Pennsylvania Gov. Tom Corbett’s energy executive said “it’s not surprising or alarming” that the state Department of Environmental Protection (DEP) has never denied an operator’s request for a waiver to the stream and wetland setback requirements enshrined in Act 13, the state’s omnibus Marcellus Shale law.

But in an interview Friday, Patrick Henderson conceded that last month’s state Supreme Court ruling that struck down portions of the law left the DEP “with nothing to waive right now,” and a host of legislative fixes that needed to be made.

In a 162-page opinion issued on Dec. 19, the high court struck down portions of Act 13 and zeroed in on the DEP’s ability to issue the waivers (see Shale Daily, Dec. 20, 2013).

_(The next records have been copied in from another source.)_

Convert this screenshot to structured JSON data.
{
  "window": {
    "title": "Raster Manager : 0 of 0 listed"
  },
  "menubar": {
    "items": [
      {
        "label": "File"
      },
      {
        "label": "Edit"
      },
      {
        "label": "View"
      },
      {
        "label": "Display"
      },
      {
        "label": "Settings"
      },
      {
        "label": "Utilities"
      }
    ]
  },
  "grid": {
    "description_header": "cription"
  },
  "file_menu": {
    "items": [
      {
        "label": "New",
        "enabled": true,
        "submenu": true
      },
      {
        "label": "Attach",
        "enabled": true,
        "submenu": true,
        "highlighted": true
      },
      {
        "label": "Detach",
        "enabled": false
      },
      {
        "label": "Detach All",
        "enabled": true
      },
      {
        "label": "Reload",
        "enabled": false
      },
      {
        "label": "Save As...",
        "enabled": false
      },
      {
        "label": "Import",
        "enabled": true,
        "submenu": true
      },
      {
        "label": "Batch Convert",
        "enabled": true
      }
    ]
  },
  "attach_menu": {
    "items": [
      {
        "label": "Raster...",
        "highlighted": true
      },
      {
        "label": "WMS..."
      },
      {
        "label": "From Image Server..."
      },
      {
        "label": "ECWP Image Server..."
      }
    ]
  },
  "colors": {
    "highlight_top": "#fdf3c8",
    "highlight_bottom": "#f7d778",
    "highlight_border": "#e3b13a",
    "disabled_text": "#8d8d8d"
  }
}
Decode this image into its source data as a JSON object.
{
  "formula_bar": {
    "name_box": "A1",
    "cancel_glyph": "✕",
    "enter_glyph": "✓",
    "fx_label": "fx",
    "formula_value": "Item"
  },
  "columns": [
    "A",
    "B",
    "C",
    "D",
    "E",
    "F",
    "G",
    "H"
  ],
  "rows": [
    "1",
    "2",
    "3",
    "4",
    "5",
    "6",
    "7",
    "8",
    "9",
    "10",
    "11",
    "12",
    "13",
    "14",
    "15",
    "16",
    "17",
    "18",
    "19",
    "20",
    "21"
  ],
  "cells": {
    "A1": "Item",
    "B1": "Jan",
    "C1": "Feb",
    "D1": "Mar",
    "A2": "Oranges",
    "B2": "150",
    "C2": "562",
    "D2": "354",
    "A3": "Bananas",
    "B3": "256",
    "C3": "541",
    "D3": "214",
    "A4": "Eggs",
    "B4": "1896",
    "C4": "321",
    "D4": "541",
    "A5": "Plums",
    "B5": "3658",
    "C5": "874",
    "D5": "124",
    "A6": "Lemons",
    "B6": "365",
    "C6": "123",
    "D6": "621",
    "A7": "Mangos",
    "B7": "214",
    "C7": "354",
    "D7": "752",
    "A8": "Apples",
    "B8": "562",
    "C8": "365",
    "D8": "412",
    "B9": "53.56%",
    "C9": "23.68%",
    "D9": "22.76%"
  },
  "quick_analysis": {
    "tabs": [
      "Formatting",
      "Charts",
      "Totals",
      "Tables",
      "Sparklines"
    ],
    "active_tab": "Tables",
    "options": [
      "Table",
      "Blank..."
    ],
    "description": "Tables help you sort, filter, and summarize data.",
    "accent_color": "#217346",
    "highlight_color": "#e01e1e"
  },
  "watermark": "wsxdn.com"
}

Since several parts of the law were intertwined, they were all invalidated.

Under Act 13, well pads and unconventional gas wells could not be within 100 and 300 feet, respectively, of a stream or wetland. But the law stipulated that operators could request a waiver on the grounds that they submit a plan to the DEP showing it would take other steps to ensure waterways were protected.

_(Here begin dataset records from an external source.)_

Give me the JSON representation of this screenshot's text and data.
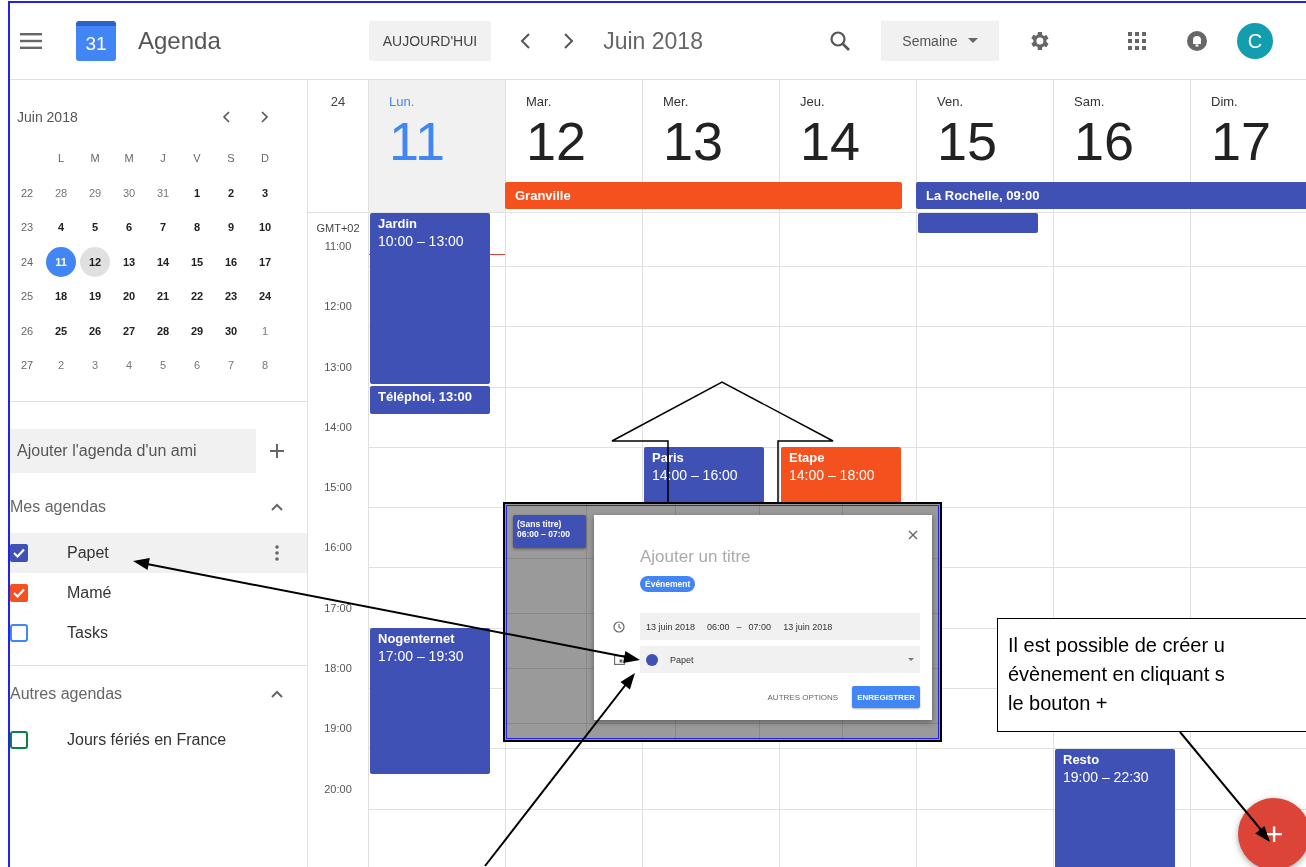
{
  "topbar": {
    "logo_day": "31",
    "app_name": "Agenda",
    "today_button": "AUJOURD'HUI",
    "period": "Juin 2018",
    "view": "Semaine",
    "avatar": "C"
  },
  "sidebar": {
    "mini_calendar": {
      "title": "Juin 2018",
      "weekdays": [
        "L",
        "M",
        "M",
        "J",
        "V",
        "S",
        "D"
      ],
      "weeks": [
        {
          "number": "22",
          "days": [
            {
              "label": "28",
              "kind": "out"
            },
            {
              "label": "29",
              "kind": "out"
            },
            {
              "label": "30",
              "kind": "out"
            },
            {
              "label": "31",
              "kind": "out"
            },
            {
              "label": "1",
              "kind": "in"
            },
            {
              "label": "2",
              "kind": "in"
            },
            {
              "label": "3",
              "kind": "in"
            }
          ]
        },
        {
          "number": "23",
          "days": [
            {
              "label": "4",
              "kind": "in"
            },
            {
              "label": "5",
              "kind": "in"
            },
            {
              "label": "6",
              "kind": "in"
            },
            {
              "label": "7",
              "kind": "in"
            },
            {
              "label": "8",
              "kind": "in"
            },
            {
              "label": "9",
              "kind": "in"
            },
            {
              "label": "10",
              "kind": "in"
            }
          ]
        },
        {
          "number": "24",
          "days": [
            {
              "label": "11",
              "kind": "today"
            },
            {
              "label": "12",
              "kind": "picked"
            },
            {
              "label": "13",
              "kind": "in"
            },
            {
              "label": "14",
              "kind": "in"
            },
            {
              "label": "15",
              "kind": "in"
            },
            {
              "label": "16",
              "kind": "in"
            },
            {
              "label": "17",
              "kind": "in"
            }
          ]
        },
        {
          "number": "25",
          "days": [
            {
              "label": "18",
              "kind": "in"
            },
            {
              "label": "19",
              "kind": "in"
            },
            {
              "label": "20",
              "kind": "in"
            },
            {
              "label": "21",
              "kind": "in"
            },
            {
              "label": "22",
              "kind": "in"
            },
            {
              "label": "23",
              "kind": "in"
            },
            {
              "label": "24",
              "kind": "in"
            }
          ]
        },
        {
          "number": "26",
          "days": [
            {
              "label": "25",
              "kind": "in"
            },
            {
              "label": "26",
              "kind": "in"
            },
            {
              "label": "27",
              "kind": "in"
            },
            {
              "label": "28",
              "kind": "in"
            },
            {
              "label": "29",
              "kind": "in"
            },
            {
              "label": "30",
              "kind": "in"
            },
            {
              "label": "1",
              "kind": "out"
            }
          ]
        },
        {
          "number": "27",
          "days": [
            {
              "label": "2",
              "kind": "out"
            },
            {
              "label": "3",
              "kind": "out"
            },
            {
              "label": "4",
              "kind": "out"
            },
            {
              "label": "5",
              "kind": "out"
            },
            {
              "label": "6",
              "kind": "out"
            },
            {
              "label": "7",
              "kind": "out"
            },
            {
              "label": "8",
              "kind": "out"
            }
          ]
        }
      ]
    },
    "add_friend": {
      "placeholder": "Ajouter l'agenda d'un ami"
    },
    "sections": [
      {
        "title": "Mes agendas",
        "expanded": true,
        "calendars": [
          {
            "name": "Papet",
            "checked": true,
            "selected": true,
            "color": "#3f51b5"
          },
          {
            "name": "Mamé",
            "checked": true,
            "selected": false,
            "color": "#f4511e"
          },
          {
            "name": "Tasks",
            "checked": false,
            "selected": false,
            "color": "#4285f4"
          }
        ]
      },
      {
        "title": "Autres agendas",
        "expanded": true,
        "calendars": [
          {
            "name": "Jours fériés en France",
            "checked": false,
            "selected": false,
            "color": "#0b8043"
          }
        ]
      }
    ]
  },
  "week": {
    "week_number": "24",
    "timezone": "GMT+02",
    "hours": [
      "11:00",
      "12:00",
      "13:00",
      "14:00",
      "15:00",
      "16:00",
      "17:00",
      "18:00",
      "19:00",
      "20:00"
    ],
    "all_day": [
      {
        "title": "Granville",
        "color": "#f4511e"
      },
      {
        "title": "La Rochelle, 09:00",
        "color": "#3f51b5"
      }
    ],
    "days": [
      {
        "name": "Lun.",
        "date": "11",
        "today": true,
        "events": [
          {
            "title": "Jardin",
            "time": "10:00 – 13:00",
            "color": "#3f51b5"
          },
          {
            "title": "Téléphoi, 13:00",
            "color": "#3f51b5"
          },
          {
            "title": "Nogenternet",
            "time": "17:00 – 19:30",
            "color": "#3f51b5"
          }
        ]
      },
      {
        "name": "Mar.",
        "date": "12",
        "today": false
      },
      {
        "name": "Mer.",
        "date": "13",
        "today": false,
        "events": [
          {
            "title": "Paris",
            "time": "14:00 – 16:00",
            "color": "#3f51b5"
          }
        ]
      },
      {
        "name": "Jeu.",
        "date": "14",
        "today": false,
        "events": [
          {
            "title": "Etape",
            "time": "14:00 – 18:00",
            "color": "#f4511e"
          }
        ]
      },
      {
        "name": "Ven.",
        "date": "15",
        "today": false,
        "events": [
          {
            "color": "#3f51b5"
          }
        ]
      },
      {
        "name": "Sam.",
        "date": "16",
        "today": false,
        "events": [
          {
            "title": "Resto",
            "time": "19:00 – 22:30",
            "color": "#3f51b5"
          }
        ]
      },
      {
        "name": "Dim.",
        "date": "17",
        "today": false
      }
    ]
  },
  "popup": {
    "draft_event": {
      "title": "(Sans titre)",
      "time": "06:00 – 07:00",
      "color": "#3f51b5"
    },
    "title_placeholder": "Ajouter un titre",
    "type_chip": "Événement",
    "start_date": "13 juin 2018",
    "start_time": "06:00",
    "separator": "–",
    "end_time": "07:00",
    "end_date": "13 juin 2018",
    "calendar": {
      "name": "Papet",
      "color": "#3f51b5"
    },
    "more_button": "AUTRES OPTIONS",
    "save_button": "ENREGISTRER"
  },
  "callout": {
    "lines": [
      "Il est possible de créer u",
      "évènement en cliquant s",
      "le bouton +"
    ]
  },
  "fab": {
    "label": "+"
  }
}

Henderson confirmed that the DEP issued waivers for 74 well pads and 147 unconventional gas wells during 2013. But he emphasized that operators went through an intensive process to get the waivers.

“The DEP — through technical guidance, documents and a whole host of other policies — has laid [the process] out to the operators in advance,” Henderson said. “If they are going to come in for a waiver, they are going to need to demonstrate why they believe they qualify for one, and how they are going to protect that waterway, what additional measures they are going to take.

“DEP has laid out what they are going to be looking for if operators are going to be operating in certain terrains or habitats. The applicant is going to have a fairly good idea of what DEP wants.”

Henderson said the state’s Oil & Gas Act mandated that the DEP either issue or deny a permit within 45 days, but Act 13 gave regulators the option of extending it an additional 15 days, to 60 days total, if operators requested a waiver.

“There is back-and-forth [during that time frame],” Henderson said. “They will talk with DEP to see if their actions are sufficient. It’s a process. And the numbers bear out that only about 5% of the permit applications that come in seek a waiver to be within that setback.”

The ruling has the potential to adversely impact nearly half of the rural townships where drilling is currently taking place because they haven’t enacted zoning ordinances or other environmental protections. Corbett said as much, calling the ruling “unacceptable” and pleading with oil and gas operators and their supporters to adhere to Act 13’s old requirements (see Shale Daily, Jan. 6; Dec. 27, 2013). In the meantime, the DEP and the state Public Utilities Commission have filed a motion asking the Supreme Court to reconsider its decision (see Shale Daily, Jan. 3).

Henderson said the state was entering an interim period where operators would be asked to voluntarily adhere “to the spirit and intent” of Act 13.

“Long range, we would like to see the setbacks and a waiver process that meets the court’s blessing ultimately re-enacted by the legislature,” he said. “We would like that certainty written into the statute for the benefit of waterways. But we’re not going to be able to get there until some of the other court matters are resolved at the Commonwealth Court.

“Technically, there’s actually nothing for the DEP to waive right now because the court struck down the setbacks. We have called upon the industry to anticipate being 100 or 300 feet or greater from the waterway. And in those 5% of cases, to work with DEP on what those additional protective measures should be.”